But a lot of new boards are hybrids. The parkstar is not like most rocker boards. It is 80 percent flat with rocker tip and tail. You should demo some boards. You might find out you like one of the hybrids better.


----------



## neni (Dec 24, 2012)

pilotib said:


> As I am now in my mid-30's, the park riding is gone from me and I love raw, dirty speed and carving the crap out of the icy s*^%hole that is Alpine Valley.


The Custom X is a great board for what you mention, and also performs great in crud, but it is just rather old school hard work in deep pow... if you intend to hit pow frequently (that's what I assume by "going out west"), you might want to look at RCR (rocker in tip n tail, camber between feet) profile boards instead of full camber. 
To make it more complicated, also with RCR decks, shapes still differ  just as an example: the Rossi XV and Jones Flagship have a early rocker nose (rocker lifts right at the last insert), whereas with a Volkl Coal or Ride Highlife the rocker is less pronounced and rises well after the inserts. There are many more RCR boards around that would be less plankish than the ones I mentioned and would be better suitable for all day riding (Flagship, Highlife and Coal are great for speed and carving but PITA in crud n moguls). 
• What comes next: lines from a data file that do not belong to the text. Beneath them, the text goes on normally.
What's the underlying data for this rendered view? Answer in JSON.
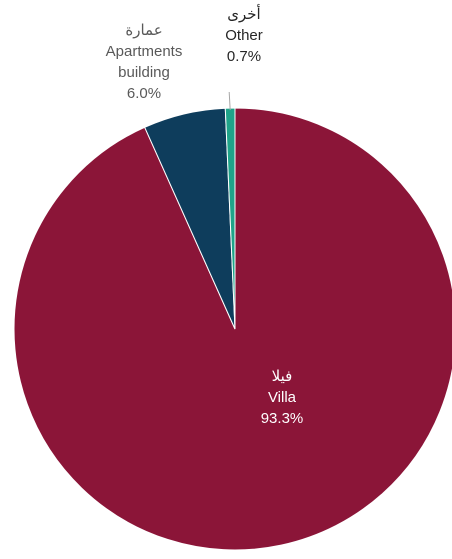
{
  "chart_data": {
    "type": "pie",
    "start_angle_deg": 0,
    "direction": "clockwise",
    "slices": [
      {
        "label_ar": "فيلا",
        "label_en": "Villa",
        "value": 93.3,
        "value_label": "93.3%",
        "color": "#8B1538"
      },
      {
        "label_ar": "عمارة",
        "label_en": "Apartments building",
        "label_en_line1": "Apartments",
        "label_en_line2": "building",
        "value": 6.0,
        "value_label": "6.0%",
        "color": "#0E3D5C"
      },
      {
        "label_ar": "أخرى",
        "label_en": "Other",
        "value": 0.7,
        "value_label": "0.7%",
        "color": "#1FA389"
      }
    ]
  }
}
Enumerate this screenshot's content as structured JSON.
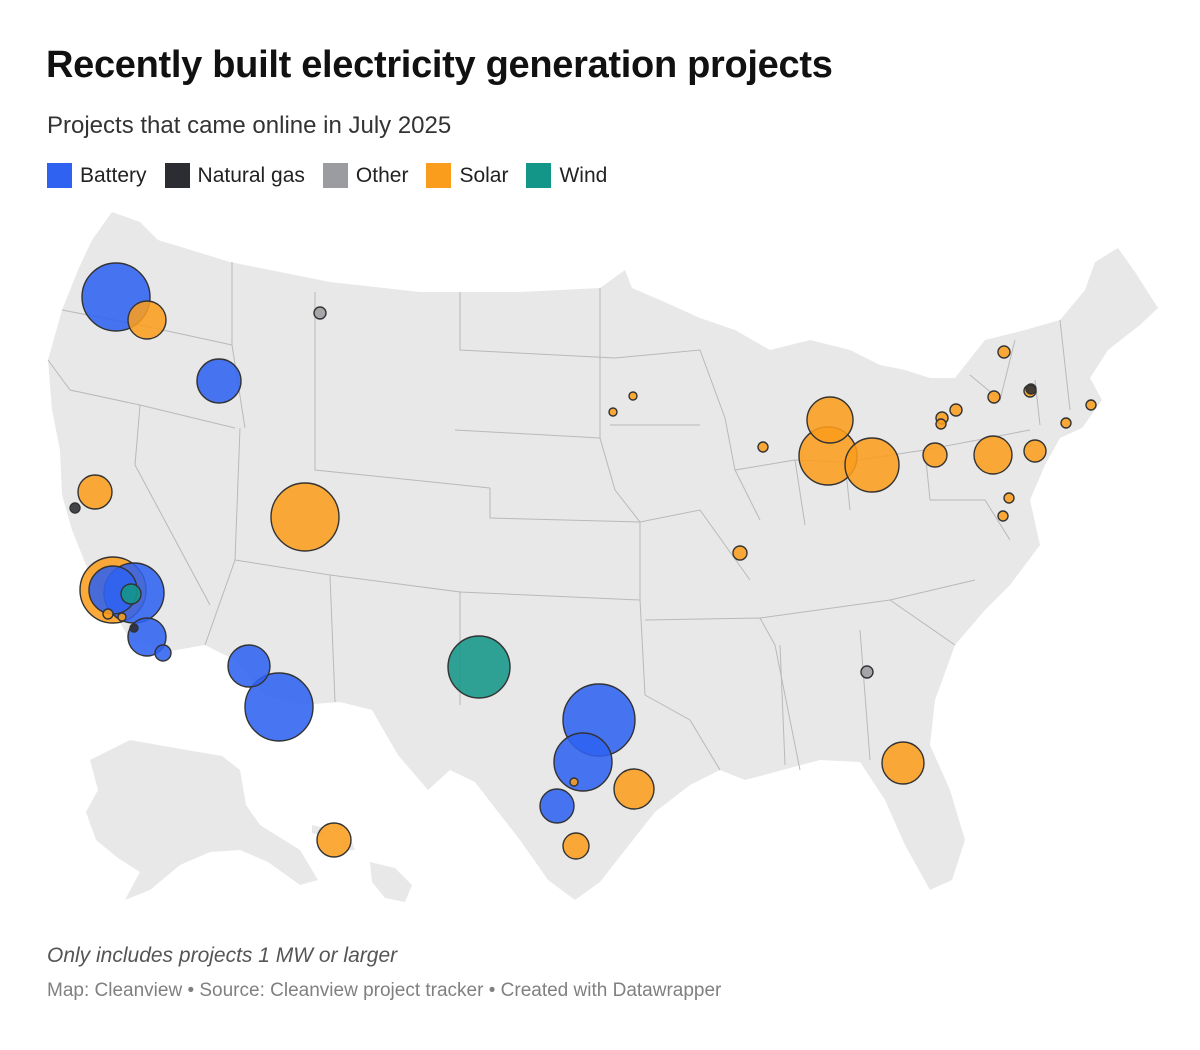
{
  "title": "Recently built electricity generation projects",
  "subtitle": "Projects that came online in July 2025",
  "legend": [
    {
      "label": "Battery",
      "color": "#2f62f0",
      "key": "battery"
    },
    {
      "label": "Natural gas",
      "color": "#2b2d33",
      "key": "gas"
    },
    {
      "label": "Other",
      "color": "#9a9ca0",
      "key": "other"
    },
    {
      "label": "Solar",
      "color": "#fb9d1c",
      "key": "solar"
    },
    {
      "label": "Wind",
      "color": "#139688",
      "key": "wind"
    }
  ],
  "notes": "Only includes projects 1 MW or larger",
  "credits": "Map: Cleanview • Source: Cleanview project tracker • Created with Datawrapper",
  "map": {
    "type": "proportional-symbol-map",
    "region": "United States",
    "projects": [
      {
        "type": "battery",
        "location": "Northern Oregon",
        "size": "large"
      },
      {
        "type": "solar",
        "location": "Northeast Oregon",
        "size": "medium"
      },
      {
        "type": "other",
        "location": "Montana",
        "size": "small"
      },
      {
        "type": "battery",
        "location": "Idaho",
        "size": "medium"
      },
      {
        "type": "solar",
        "location": "Northern California",
        "size": "medium"
      },
      {
        "type": "gas",
        "location": "San Francisco Bay Area",
        "size": "small"
      },
      {
        "type": "solar",
        "location": "Utah",
        "size": "large"
      },
      {
        "type": "solar",
        "location": "Southern California",
        "size": "large"
      },
      {
        "type": "battery",
        "location": "Southern California",
        "size": "large"
      },
      {
        "type": "battery",
        "location": "Southern California",
        "size": "large"
      },
      {
        "type": "wind",
        "location": "Southern California",
        "size": "small"
      },
      {
        "type": "solar",
        "location": "Southern California",
        "size": "small"
      },
      {
        "type": "solar",
        "location": "Southern California",
        "size": "small"
      },
      {
        "type": "gas",
        "location": "Southern California",
        "size": "small"
      },
      {
        "type": "battery",
        "location": "Southern California",
        "size": "medium"
      },
      {
        "type": "battery",
        "location": "San Diego area",
        "size": "small"
      },
      {
        "type": "battery",
        "location": "Western Arizona",
        "size": "medium"
      },
      {
        "type": "battery",
        "location": "Arizona",
        "size": "large"
      },
      {
        "type": "wind",
        "location": "Eastern New Mexico",
        "size": "large"
      },
      {
        "type": "battery",
        "location": "North Texas",
        "size": "large"
      },
      {
        "type": "battery",
        "location": "Central Texas",
        "size": "large"
      },
      {
        "type": "solar",
        "location": "Central Texas",
        "size": "small"
      },
      {
        "type": "solar",
        "location": "Southeast Texas",
        "size": "medium"
      },
      {
        "type": "battery",
        "location": "South Texas",
        "size": "medium"
      },
      {
        "type": "solar",
        "location": "South Texas",
        "size": "medium"
      },
      {
        "type": "solar",
        "location": "Hawaii",
        "size": "medium"
      },
      {
        "type": "solar",
        "location": "Minnesota",
        "size": "small"
      },
      {
        "type": "solar",
        "location": "Minnesota",
        "size": "small"
      },
      {
        "type": "solar",
        "location": "Illinois",
        "size": "small"
      },
      {
        "type": "solar",
        "location": "Southern Illinois",
        "size": "small"
      },
      {
        "type": "solar",
        "location": "Michigan",
        "size": "large"
      },
      {
        "type": "solar",
        "location": "Indiana",
        "size": "large"
      },
      {
        "type": "solar",
        "location": "Ohio",
        "size": "large"
      },
      {
        "type": "solar",
        "location": "Western Pennsylvania",
        "size": "medium"
      },
      {
        "type": "solar",
        "location": "Pennsylvania",
        "size": "large"
      },
      {
        "type": "solar",
        "location": "New Jersey",
        "size": "medium"
      },
      {
        "type": "solar",
        "location": "Northern New York",
        "size": "small"
      },
      {
        "type": "solar",
        "location": "Western New York",
        "size": "small"
      },
      {
        "type": "solar",
        "location": "Western New York",
        "size": "small"
      },
      {
        "type": "solar",
        "location": "Western New York",
        "size": "small"
      },
      {
        "type": "solar",
        "location": "Central New York",
        "size": "small"
      },
      {
        "type": "solar",
        "location": "Eastern New York",
        "size": "small"
      },
      {
        "type": "gas",
        "location": "Eastern New York",
        "size": "small"
      },
      {
        "type": "solar",
        "location": "Connecticut",
        "size": "small"
      },
      {
        "type": "solar",
        "location": "Massachusetts",
        "size": "small"
      },
      {
        "type": "solar",
        "location": "Maryland",
        "size": "small"
      },
      {
        "type": "solar",
        "location": "Maryland",
        "size": "small"
      },
      {
        "type": "other",
        "location": "Georgia",
        "size": "small"
      },
      {
        "type": "solar",
        "location": "Northern Florida",
        "size": "medium"
      }
    ]
  }
}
BTW: don't look for profiles at online shops. I've seen several boards with completely wrong profiles (e.g. schemes of CRC for a board that actually is a RCR). You can use thegoodride.com to get a general idea what's around, however, take the reviews there with a barrel of salt (copy past chaos and sometimes doubtful if the board was ridden at all) but the shapes were correct for all the boards I've looked at.


----------



## ASwedishViking (Dec 27, 2013)

neni said:


> To make it more complicated, also with RCR decks, shapes still differ  just as an example: the Rossi XV and Jones Flagship have a early rocker nose (rocker lifts right at the last insert), whereas with a Volkl Coal or Ride Highlife the rocker is less pronounced and rises well after the inserts. There are many more RCR boards around that would be less plankish than the ones I mentioned and would be better suitable for all day riding (Flagship, Highlife and Coal are great for speed and carving but PITA in crud n moguls).


Dont forget the Ride Berzerker! Great all-mountain board and cheaper then the Highlife


----------